Sesampai di lipu, rumah yang kami singgahi pertama adalah rumah Pau alias Apa Anca, kata Apa adalah sebutan untuk laki – laki yang memiliki anak bernama Anca, Apa anca adalah tau tua Lipu. Tau tua lipu artinya kepala kampung, yang berfungsi sebagai pemimpin di lipu. Di Rumah yang berlantaikan bambu tersebut terdiri dari 2 ruang yang bersekat yaitu ruang depan yang terdiri dari ruang utama yang tak ada sekat dengan ruang tidur yang berada di sebelah kiri dan kanan. Ruang belakang yang di gunakan untuk dapur dan tempat penyimpanan barang lainnya.
Suasana rumah kampung yang terasa hangat, menyambut kedatangan kami yang sebentar lagi memasuki malam hari. Sesaat kami berbincang santai sambil menanyakan kabar, tak lama berselang suguhan makan makan malam yang nikmat telah disiapkan. Alunan musik geso – geso yang dimainkan bue (nenek), turut menemani makan malam kami. Sajian hidangan nasi hasil dari padi ladang bersama sayur sebagai pelengkapnya. Orang wana menyebut padi dengan sebutan pae, pae ditanam secara alami, tanpa menggunakan bahan kimia. Saat kami berkunjung di lipu sedang musim panen, aktivitas panen mereka sebut mamota.

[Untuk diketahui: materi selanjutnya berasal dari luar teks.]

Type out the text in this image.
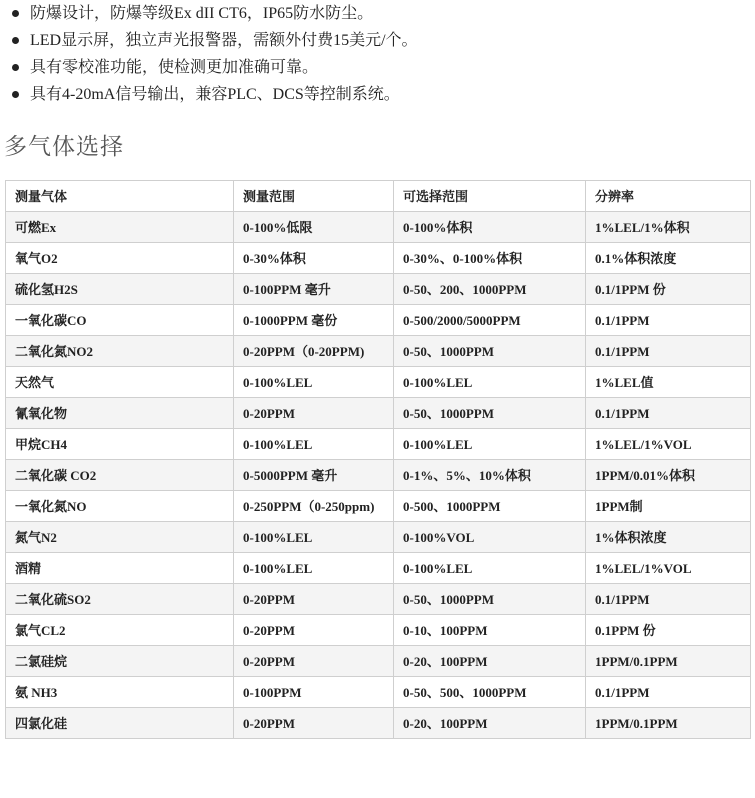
防爆设计，防爆等级Ex dII CT6，IP65防水防尘。
LED显示屏，独立声光报警器，需额外付费15美元/个。
具有零校准功能，使检测更加准确可靠。
具有4-20mA信号输出，兼容PLC、DCS等控制系统。
多气体选择
测量气体	测量范围	可选择范围	分辨率
可燃Ex	0-100%低限	0-100%体积	1%LEL/1%体积
氧气O2	0-30%体积	0-30%、0-100%体积	0.1%体积浓度
硫化氢H2S	0-100PPM 毫升	0-50、200、1000PPM	0.1/1PPM 份
一氧化碳CO	0-1000PPM 毫份	0-500/2000/5000PPM	0.1/1PPM
二氧化氮NO2	0-20PPM（0-20PPM)	0-50、1000PPM	0.1/1PPM
天然气	0-100%LEL	0-100%LEL	1%LEL值
氰氧化物	0-20PPM	0-50、1000PPM	0.1/1PPM
甲烷CH4	0-100%LEL	0-100%LEL	1%LEL/1%VOL
二氧化碳 CO2	0-5000PPM 毫升	0-1%、5%、10%体积	1PPM/0.01%体积
一氧化氮NO	0-250PPM（0-250ppm)	0-500、1000PPM	1PPM制
氮气N2	0-100%LEL	0-100%VOL	1%体积浓度
酒精	0-100%LEL	0-100%LEL	1%LEL/1%VOL
二氧化硫SO2	0-20PPM	0-50、1000PPM	0.1/1PPM
氯气CL2	0-20PPM	0-10、100PPM	0.1PPM 份
二氯硅烷	0-20PPM	0-20、100PPM	1PPM/0.1PPM
氨 NH3	0-100PPM	0-50、500、1000PPM	0.1/1PPM
四氯化硅	0-20PPM	0-20、100PPM	1PPM/0.1PPM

Selama empat hari hidup bersama komunitas tau taa wana, memberikan banyak pengetahuan dan nilai kehidupan yang patut di teladani dari orang taa, termasuk soal kesetaraan gender baik dalam produksi maupun repoduksi. Misalnya kegiatan mamota hingga menumbuk padi dapat dilakukan baik perempuan maupun laki – laki bahkan secara bersama, untuk urusan reproduksi pun demikian, Apa dapat mengurus anak ketika Indo sedang sibuk di dapur. Kelompok Perempuan dalam masyarakat adat tau taa wana di beri posisi setara dengan kelompok laki – laki. Bahkan perempuan memiliki posisi yang harus di hormati, karena dalam filosofi pae (padi) sebagai bahan makanan pokok mereka diyakini lahir dari penjelmaan seorang perempuan. Artinya perempuan sebagai pemberi kehidupan sehingga patut untuk di hormati.

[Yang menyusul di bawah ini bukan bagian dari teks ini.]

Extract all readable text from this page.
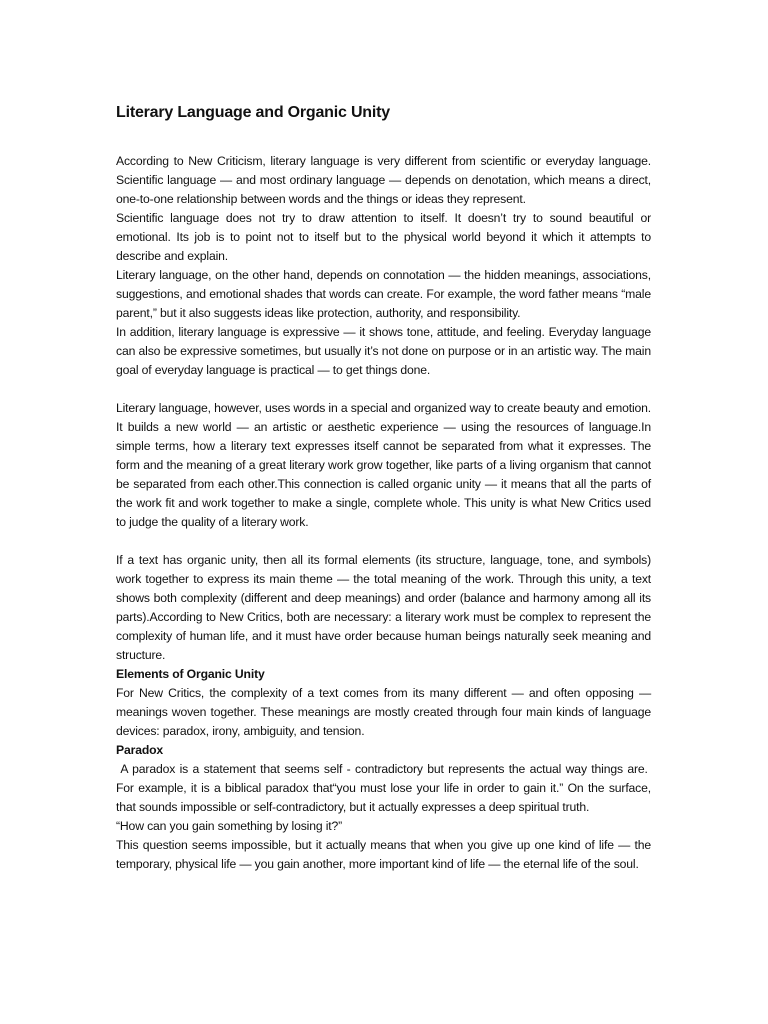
Literary Language and Organic Unity

According to New Criticism, literary language is very different from scientific or everyday language. Scientific language — and most ordinary language — depends on denotation, which means a direct, one-to-one relationship between words and the things or ideas they represent.

Scientific language does not try to draw attention to itself. It doesn’t try to sound beautiful or emotional. Its job is to point not to itself but to the physical world beyond it which it attempts to describe and explain.

Literary language, on the other hand, depends on connotation — the hidden meanings, associations, suggestions, and emotional shades that words can create. For example, the word father means “male parent,” but it also suggests ideas like protection, authority, and responsibility.

In addition, literary language is expressive — it shows tone, attitude, and feeling. Everyday language can also be expressive sometimes, but usually it’s not done on purpose or in an artistic way. The main goal of everyday language is practical — to get things done.

Literary language, however, uses words in a special and organized way to create beauty and emotion. It builds a new world — an artistic or aesthetic experience — using the resources of language.In simple terms, how a literary text expresses itself cannot be separated from what it expresses. The form and the meaning of a great literary work grow together, like parts of a living organism that cannot be separated from each other.This connection is called organic unity — it means that all the parts of the work fit and work together to make a single, complete whole. This unity is what New Critics used to judge the quality of a literary work.

If a text has organic unity, then all its formal elements (its structure, language, tone, and symbols) work together to express its main theme — the total meaning of the work. Through this unity, a text shows both complexity (different and deep meanings) and order (balance and harmony among all its parts).According to New Critics, both are necessary: a literary work must be complex to represent the complexity of human life, and it must have order because human beings naturally seek meaning and structure.

Elements of Organic Unity

For New Critics, the complexity of a text comes from its many different — and often opposing — meanings woven together. These meanings are mostly created through four main kinds of language devices: paradox, irony, ambiguity, and tension.

Paradox

A paradox is a statement that seems self - contradictory but represents the actual way things are.  For example, it is a biblical paradox that“you must lose your life in order to gain it.” On the surface, that sounds impossible or self-contradictory, but it actually expresses a deep spiritual truth.

“How can you gain something by losing it?”

This question seems impossible, but it actually means that when you give up one kind of life — the temporary, physical life — you gain another, more important kind of life — the eternal life of the soul.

Bertepatan dengan tujuan kami untuk meriset peradilan adat, dalam waktu tersebut kami menyaksikan dua proses sidang adat atau orang wana menyebutnya mogombo ada. Pertama mogombo ada kasus perdata terkait sengketa tanah dan yang kedua kasus pidana terkait pencemaran nama baik. Hasil sidang adat kasus perdata terkait sengketa tanah yang terjadi di komunitas akhirnya menemukan titik temu dengan mengalahnya salah satu pihak, setelah mendengarkan pandangan – pandangan tau tua ada terkait peraturan yang berlaku dikomunitas terkait lahan. Hal ini juga karena orang wana sendiri memiliki sikap toleransi yang sangat tinggi, sehingga semua dapat diselesaikan melalui mogombo ada.

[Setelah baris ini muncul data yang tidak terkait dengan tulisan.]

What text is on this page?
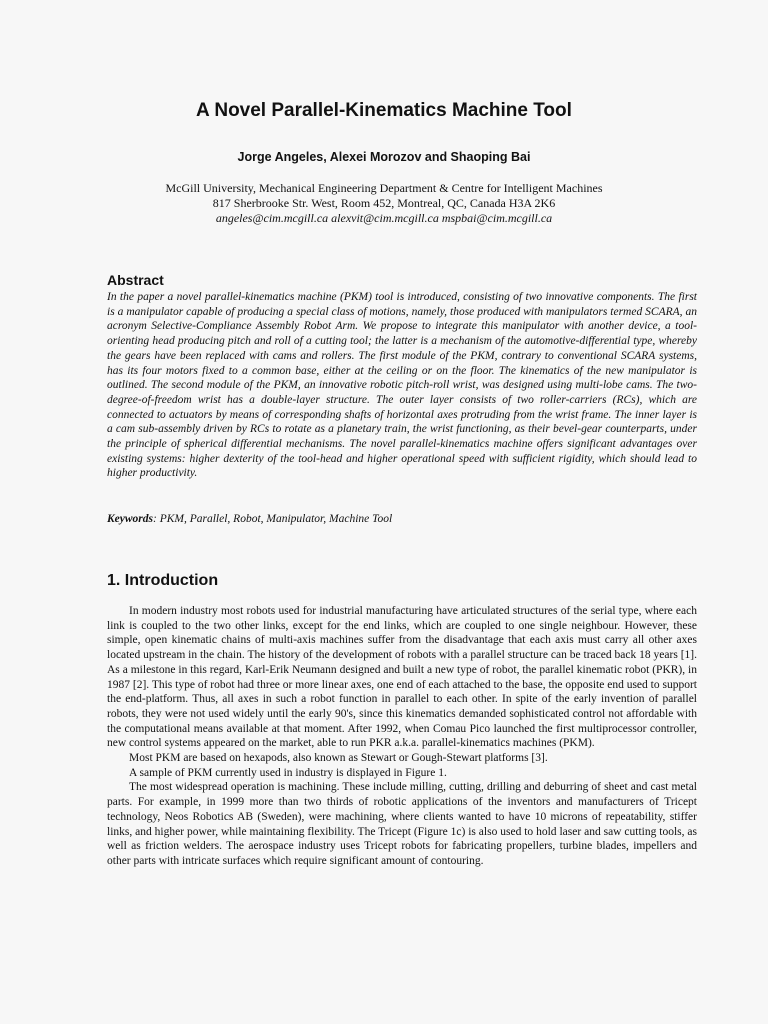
A Novel Parallel-Kinematics Machine Tool
Jorge Angeles, Alexei Morozov and Shaoping Bai
McGill University, Mechanical Engineering Department & Centre for Intelligent Machines
817 Sherbrooke Str. West, Room 452, Montreal, QC, Canada H3A 2K6
angeles@cim.mcgill.ca alexvit@cim.mcgill.ca mspbai@cim.mcgill.ca
Abstract

In the paper a novel parallel-kinematics machine (PKM) tool is introduced, consisting of two innovative components. The first is a manipulator capable of producing a special class of motions, namely, those produced with manipulators termed SCARA, an acronym Selective-Compliance Assembly Robot Arm. We propose to integrate this manipulator with another device, a tool-orienting head producing pitch and roll of a cutting tool; the latter is a mechanism of the automotive-differential type, whereby the gears have been replaced with cams and rollers. The first module of the PKM, contrary to conventional SCARA systems, has its four motors fixed to a common base, either at the ceiling or on the floor. The kinematics of the new manipulator is outlined. The second module of the PKM, an innovative robotic pitch-roll wrist, was designed using multi-lobe cams. The two-degree-of-freedom wrist has a double-layer structure. The outer layer consists of two roller-carriers (RCs), which are connected to actuators by means of corresponding shafts of horizontal axes protruding from the wrist frame. The inner layer is a cam sub-assembly driven by RCs to rotate as a planetary train, the wrist functioning, as their bevel-gear counterparts, under the principle of spherical differential mechanisms. The novel parallel-kinematics machine offers significant advantages over existing systems: higher dexterity of the tool-head and higher operational speed with sufficient rigidity, which should lead to higher productivity.

Keywords: PKM, Parallel, Robot, Manipulator, Machine Tool
1. Introduction

In modern industry most robots used for industrial manufacturing have articulated structures of the serial type, where each link is coupled to the two other links, except for the end links, which are coupled to one single neighbour. However, these simple, open kinematic chains of multi-axis machines suffer from the disadvantage that each axis must carry all other axes located upstream in the chain. The history of the development of robots with a parallel structure can be traced back 18 years [1]. As a milestone in this regard, Karl-Erik Neumann designed and built a new type of robot, the parallel kinematic robot (PKR), in 1987 [2]. This type of robot had three or more linear axes, one end of each attached to the base, the opposite end used to support the end-platform. Thus, all axes in such a robot function in parallel to each other. In spite of the early invention of parallel robots, they were not used widely until the early 90's, since this kinematics demanded sophisticated control not affordable with the computational means available at that moment. After 1992, when Comau Pico launched the first multiprocessor controller, new control systems appeared on the market, able to run PKR a.k.a. parallel-kinematics machines (PKM).

Most PKM are based on hexapods, also known as Stewart or Gough-Stewart platforms [3].

A sample of PKM currently used in industry is displayed in Figure 1.

The most widespread operation is machining. These include milling, cutting, drilling and deburring of sheet and cast metal parts. For example, in 1999 more than two thirds of robotic applications of the inventors and manufacturers of Tricept technology, Neos Robotics AB (Sweden), were machining, where clients wanted to have 10 microns of repeatability, stiffer links, and higher power, while maintaining flexibility. The Tricept (Figure 1c) is also used to hold laser and saw cutting tools, as well as friction welders. The aerospace industry uses Tricept robots for fabricating propellers, turbine blades, impellers and other parts with intricate surfaces which require significant amount of contouring.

Lain pula hasil mogombo ada terkait kasus pidana, tau tua ada memutuskan terlapor bersalah dan di kenakan denda atau yang mereka sebut Givu. Putusan sidang tersebut atas tindakan fitnah dan pencemaran nama baik yang dalam bahasa lokal mereka sebut dengan sala wiwi. Givu yang diberikan berupa piring batu yang bernilai 80 artinya 1 piring bernilai 10. Olehnya, yang bersalah wajib membayar piring sebanyak 8 buah terdiri atas 4 buah piring atas fitnah dan 4 buah piring atas pencemaran nama baik.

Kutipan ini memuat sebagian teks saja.